La chute de la maison Sénégal

Tenus en échec chez eux à Dakar par les Éperviers du Togo, les Lions sont – sauf miracle – éliminés de la Coupe du monde 2006. Et ne rêvent plus d’une campagne aussi glorieuse qu’en 2002. Ambiance.

Publié le 27 juin 2005 Lecture : 6 minutes.

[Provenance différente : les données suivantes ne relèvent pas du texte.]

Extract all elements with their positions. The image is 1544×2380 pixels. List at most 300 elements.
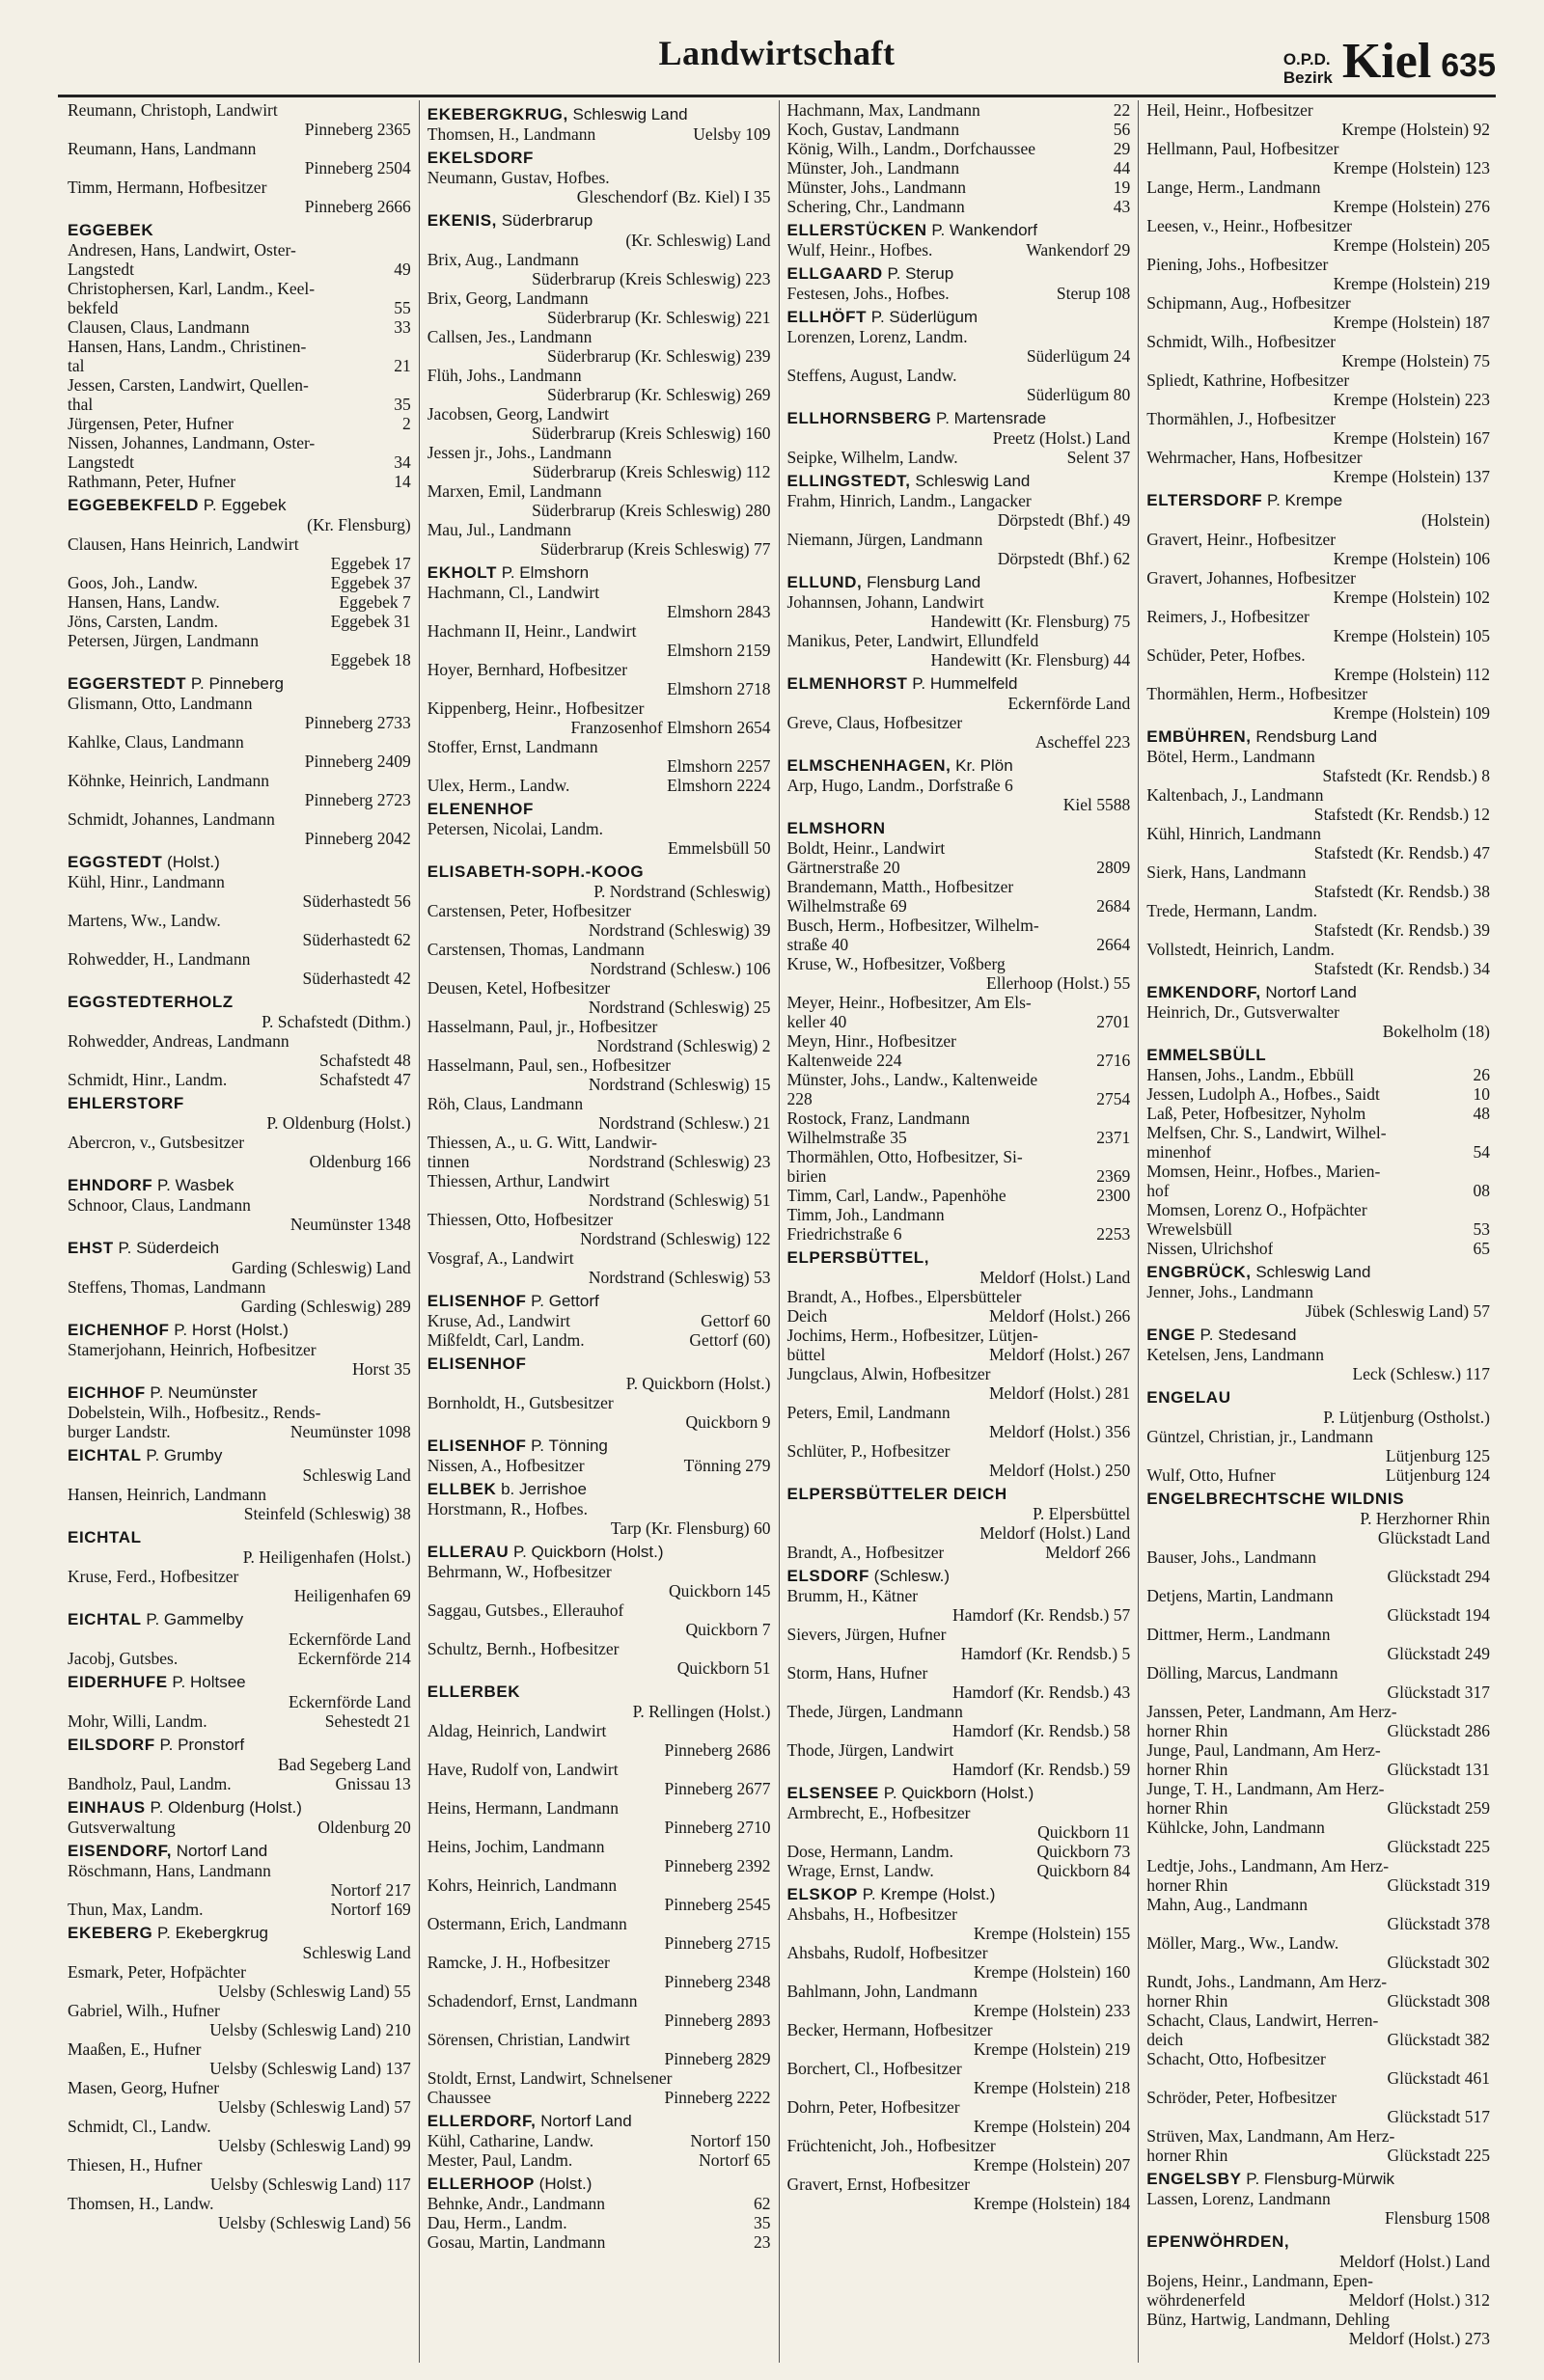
place-heading — [427, 1682, 771, 1702]
entry-location: Süderbrarup (Kr. Schleswig) 239 — [547, 346, 771, 366]
entry-name: Schmidt, Wilh., Hofbesitzer — [1146, 332, 1337, 351]
entry-name: Dohrn, Peter, Hofbesitzer — [786, 2097, 960, 2117]
entry-location: Horst 35 — [351, 1359, 411, 1379]
place-name: ELMSHORN — [786, 819, 886, 837]
place-post-info: P. Pinneberg — [186, 674, 284, 693]
directory-entry — [68, 1962, 411, 2001]
entry-name: Thomsen, H., Landmann — [427, 124, 596, 144]
directory-entry — [787, 530, 1131, 568]
entry-location: Handewitt (Kr. Flensburg) 75 — [930, 612, 1131, 631]
place-heading — [427, 1436, 771, 1456]
entry-name: Hansen, Johs., Landm., Ebbüll — [1146, 1065, 1355, 1084]
entry-line — [427, 776, 771, 795]
entry-name: Spliedt, Kathrine, Hofbesitzer — [1146, 370, 1350, 390]
directory-entry — [1146, 1282, 1490, 1321]
directory-entry — [787, 120, 1131, 139]
entry-location: Dörpstedt (Bhf.) 49 — [997, 510, 1131, 530]
directory-entry — [427, 2068, 771, 2107]
entry-line — [68, 1774, 411, 1793]
entry-name: Mester, Paul, Landm. — [427, 2150, 573, 2170]
place-heading — [787, 819, 1131, 838]
entry-name: Dose, Hermann, Landm. — [786, 1842, 954, 1861]
place-heading — [427, 2112, 771, 2131]
directory-entry — [68, 414, 411, 433]
place-post-info: P. Neumünster — [145, 1383, 258, 1402]
entry-name: Abercron, v., Gutsbesitzer — [68, 1133, 245, 1152]
entry-name: Schultz, Bernh., Hofbesitzer — [427, 1639, 620, 1658]
entry-location: Krempe (Holstein) 167 — [1333, 428, 1490, 448]
opd-line-2: Bezirk — [1282, 68, 1333, 87]
entry-name: Hachmann, Cl., Landwirt — [427, 583, 600, 602]
entry-name: Hellmann, Paul, Hofbesitzer — [1146, 139, 1339, 158]
page-header — [58, 29, 1496, 89]
entry-name: Bötel, Herm., Landmann — [1146, 747, 1315, 766]
directory-entry — [427, 1094, 771, 1133]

A peine l’arbitre tunisien Hichem Guirat a-t-il sifflé la fin du match Sénégal-Togo (2-2) qu’une marée humaine déferle sur la pelouse du stade Léopold-Sédar-Senghor. Une nuée de micros s’abat sur l’entraîneur des Lions, le Français Guy Stephan, et une autre fond sur l’attaquant togolais Sheyi Adebayor. Dans la tribune des invités, l’ex-coach du Sénégal Bruno Metsu en vacances à Dakar s’offre à bon compte une ovation. Alors que le public abasourdi par l’échec des siens évacue dans le calme l’enceinte, Pape Diouf, le président de l’Olympique de Marseille, subit à son tour l’assaut des médias. Sans se départir de sa – légendaire – sérénité, il s’évertue à désamorcer la colère des déçus et distille des jugements lucides : « L’équipe du Sénégal, déclare-t-il, s’est montrée inférieure à ses possibilités et à ses attributions. Ses limites actuelles sont apparues. Les carences ont été d’ordre aussi bien individuel que collectif. L’avenir, c’est déjà de jouer au moins la CAN 2006 en Égypte, car le voyage en Allemagne, pour le Mondial, ne dépend plus de nous. Je ne crois pas que nous puissions bénéficier d’un coup de pouce qui pourrait nous propulser en Coupe du monde. »
Les manchettes des quotidiens dakarois ne disent pas autre chose : « La grande désillusion », titre, deux jours plus tard, Le Soleil. « Le monde s’effondre », pour Wal Fadjri. « Stephen Keshi : OK, Guy Stephan : KO », assène Stars Sports… L’amertume, la déception et la désillusion alimentent toutes les conversations, les causeries et les débats à la télévision et sur les radios. Sauf miracle, les héros du Mondial 2002 ont perdu, face au Togo, toute chance de réussir la passe de deux. Un échec sportif patent doublé d’une grosse perte financière, qui a entraîné dès le 22 juin le limogeage par décret présidentiel du ministre d’État chargé de la Jeunesse et des Sports Youssoufa Ndiaye. Le département est, pour l’instant, confié au chef du gouvernement, Macky Sall.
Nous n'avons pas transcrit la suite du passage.